Reprise de “Tower Of Meaning” (A. Russel, 1983) en coll. avec Klarafestival
Arthur Russell (1951-1992)
Le violoncelliste, compositeur, producteur, chanteur et musicien américain Arthur Russell était un artiste pur-sang, sans patrie spirituelle. Il faisait de la pop, se frottait parfois au folk et à la country, flirtait avec la musique disco (le single “Is It All Over My Face” sous son alias Loose Joints faisait fureur dans les vogue balls de New York) et proposait ses expérimentations au violoncelle sur la scène d’avant-garde new-yorkaise des années 70-80. Il fréquentait le cercle d’Allen Ginsberg – qui qualifiait les compos de Russell de “musique chewing-gum bouddhiste” – et enregistra même une version alternative de “Psycho Killer” avec les Talking Heads, version qui circule toujours sur YouTube.
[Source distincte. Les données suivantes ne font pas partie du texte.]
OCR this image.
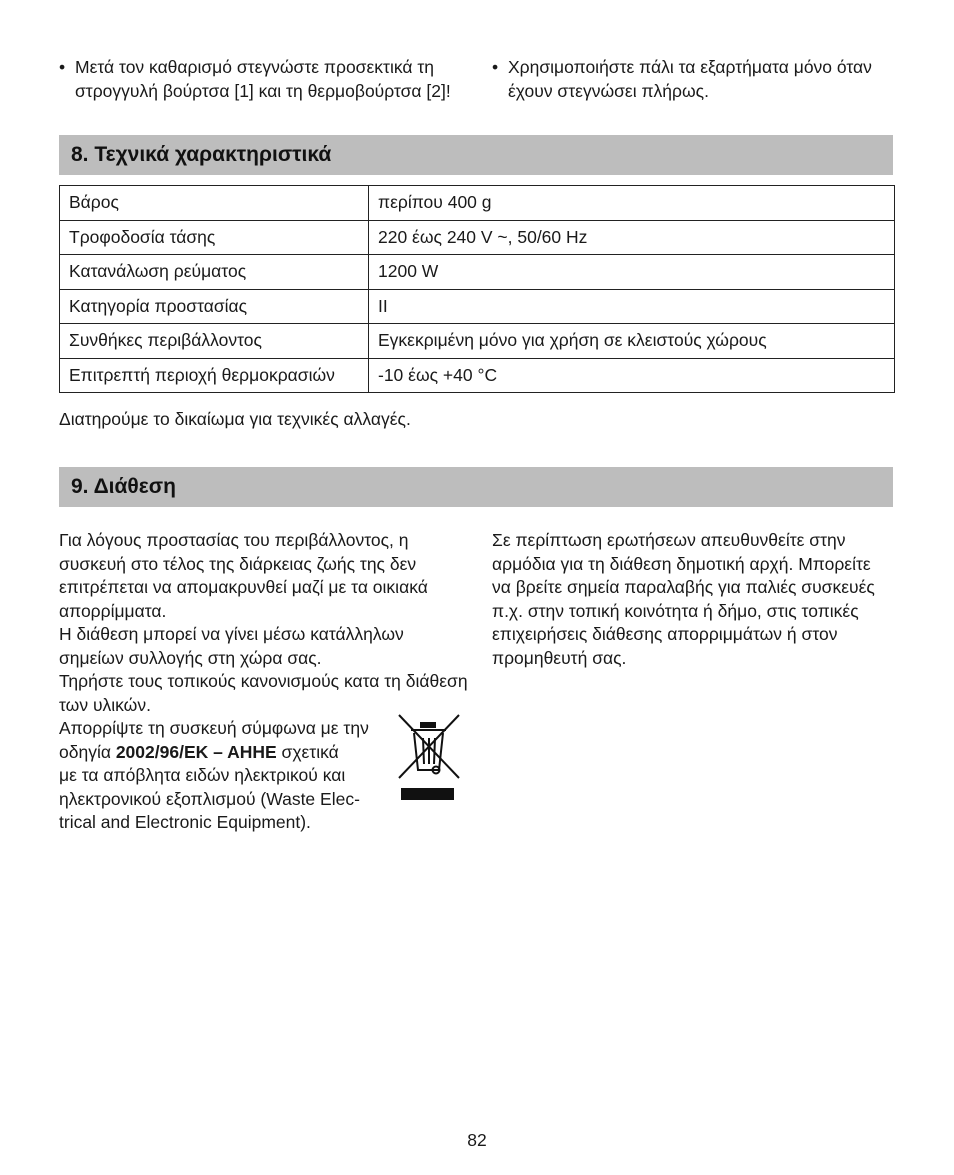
• Μετά τον καθαρισμό στεγνώστε προσεκτικά τη στρογγυλή βούρτσα [1] και τη θερμοβούρτσα [2]!
• Χρησιμοποιήστε πάλι τα εξαρτήματα μόνο όταν έχουν στεγνώσει πλήρως.
8. Τεχνικά χαρακτηριστικά
Βάρος	περίπου 400 g
Τροφοδοσία τάσης	220 έως 240 V ~, 50/60 Hz
Κατανάλωση ρεύματος	1200 W
Κατηγορία προστασίας	II
Συνθήκες περιβάλλοντος	Εγκεκριμένη μόνο για χρήση σε κλειστούς χώρους
Επιτρεπτή περιοχή θερμοκρασιών	-10 έως +40 °C

Διατηρούμε το δικαίωμα για τεχνικές αλλαγές.

9. Διάθεση

Για λόγους προστασίας του περιβάλλοντος, η συσκευή στο τέλος της διάρκειας ζωής της δεν επιτρέπεται να απομακρυνθεί μαζί με τα οικιακά απορρίμματα.

Η διάθεση μπορεί να γίνει μέσω κατάλληλων σημείων συλλογής στη χώρα σας.

Τηρήστε τους τοπικούς κανονισμούς κατα τη διάθεση των υλικών.

Απορρίψτε τη συσκευή σύμφωνα με την
οδηγία 2002/96/EK – AHHE σχετικά
με τα απόβλητα ειδών ηλεκτρικού και
ηλεκτρονικού εξοπλισμού (Waste Elec-
trical and Electronic Equipment).

Σε περίπτωση ερωτήσεων απευθυνθείτε στην αρμόδια για τη διάθεση δημοτική αρχή. Μπορείτε να βρείτε σημεία παραλαβής για παλιές συσκευές π.χ. στην τοπική κοινότητα ή δήμο, στις τοπικές επιχειρήσεις διάθεσης απορριμμάτων ή στον προμηθευτή σας.

82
Il ne sortit que deux albums studio durant sa vie trop brève : l’orchestral Tower Of Meaning en 1983 et le poignant World Of Echo en 1986, année où il fut diagnostiqué positif au VIH.
Après sa mort, on découvrit que ses archives débordaient de compositions inédites : il y avait grosso modo plus de 1 000 heures de musique. Son partenaire, Tom Lee, contacta Steve Knutson, patron du label Audika, pour lui donner accès aux centaines de cassettes, depuis léguées au New York Public Library. Son œuvre posthume – minutieusement classée par genre (“lovelorn folk”, “mutant disco”, “new wave of sweeping instruments”, etc.) – comprend une vingtaine (!) d’albums.
Et son héritage ne cesse de croître. Kanye West l’a samplé sur son chef-d’œuvre The Life of Pablo, Frank Ocean et David Byrne sont fans, Devendra Banhart et Dev Hynes (Blood Orange) le prennent pour un dieu, Sufjan Stevens et Robyn ont repris son travail, etc.
Arthur Russell : Tower Of Meaning (1983)
Tower Of Meaning devait servir de bande-son/B.O. à l’opéra Medea du célèbre metteur en scène Robert Wilson (cf. The Life and Death of Abramovic et Einstein on the Beach). Russell fut présenté à ce dernier par le compositeur minimaliste Philip Glass, mais la collaboration échoua suite à un désaccord entre Russel et Wilson. Glass conserva l’œuvre et la sortit sur son propre label, Chatham Square. Ainsi naquit le premier album de Russel, tiré à seulement 320 exemplaires.
Peter Broderick & Ensemble 0 : Give It to the Sky d’Arthur Russell
Plus tôt cette année, le label britannique phare Erased Tapes (cf. Hatis Noit, Nils Frahm, Rival Consoles, Ólafur Arnalds…) a fait paraître Give It to the Sky: Arthur Russell’s Tower of Meaning Expanded, réalisé par le collectif français à 12 têtes Ensemble 0 et le compositeur/producteur/chanteur Peter Broderick. Fan obsessionnel de Russel, Broderick déboursa 500 dollars pour un exemplaire original de Tower Of Meaning. Mais il ne ressentit pas la même connexion avec son objet collector qu’avec le reste de l’œuvre russellienne. En cause : une certaine “distance”, une “froideur”.
Broderick et Ensemble 0 décidèrent donc de plonger l’œuvre dans un bain de chaleur. Avec succès, selon Mojo, pour qui l’opus offre une expérience “délicieusement immersive et chaleureuse”. Et The Wire de préciser : “Leur inventivité révèle un nouvel angle, en épluchant les couches de sens que recèlent ces morceaux, nous rappelant ainsi une nouvelle fois l’intemporalité de l’œuvre russellienne”.
Line-up :
Pandora Burrus (cor), Sylvain Chauveau (harmonium, ebows, radios, revox), Vianney Desplantes (euphonium), Jozef Dumoulin (piano, claviers), Júlia Gállego Ronda (flûtes), Amélie Grould (vibraphone, percussions), Barbara Hünninger (viole de gambe), Tomoko Katsura (violon), Peter Broderick (voix, violon, guitare), Fanny Meteier (tuba), Julien Pontvianne (saxophones), Stéphane Garin (percussions, field recordings)
Caty Olive (scénographie, lumière), Christian Rizzo (conseil à la dramaturgie musicale), Lucas Pizzini (technicien son), Manuella Rondeau (régie lumière), Alexandre Maillet (régie générale)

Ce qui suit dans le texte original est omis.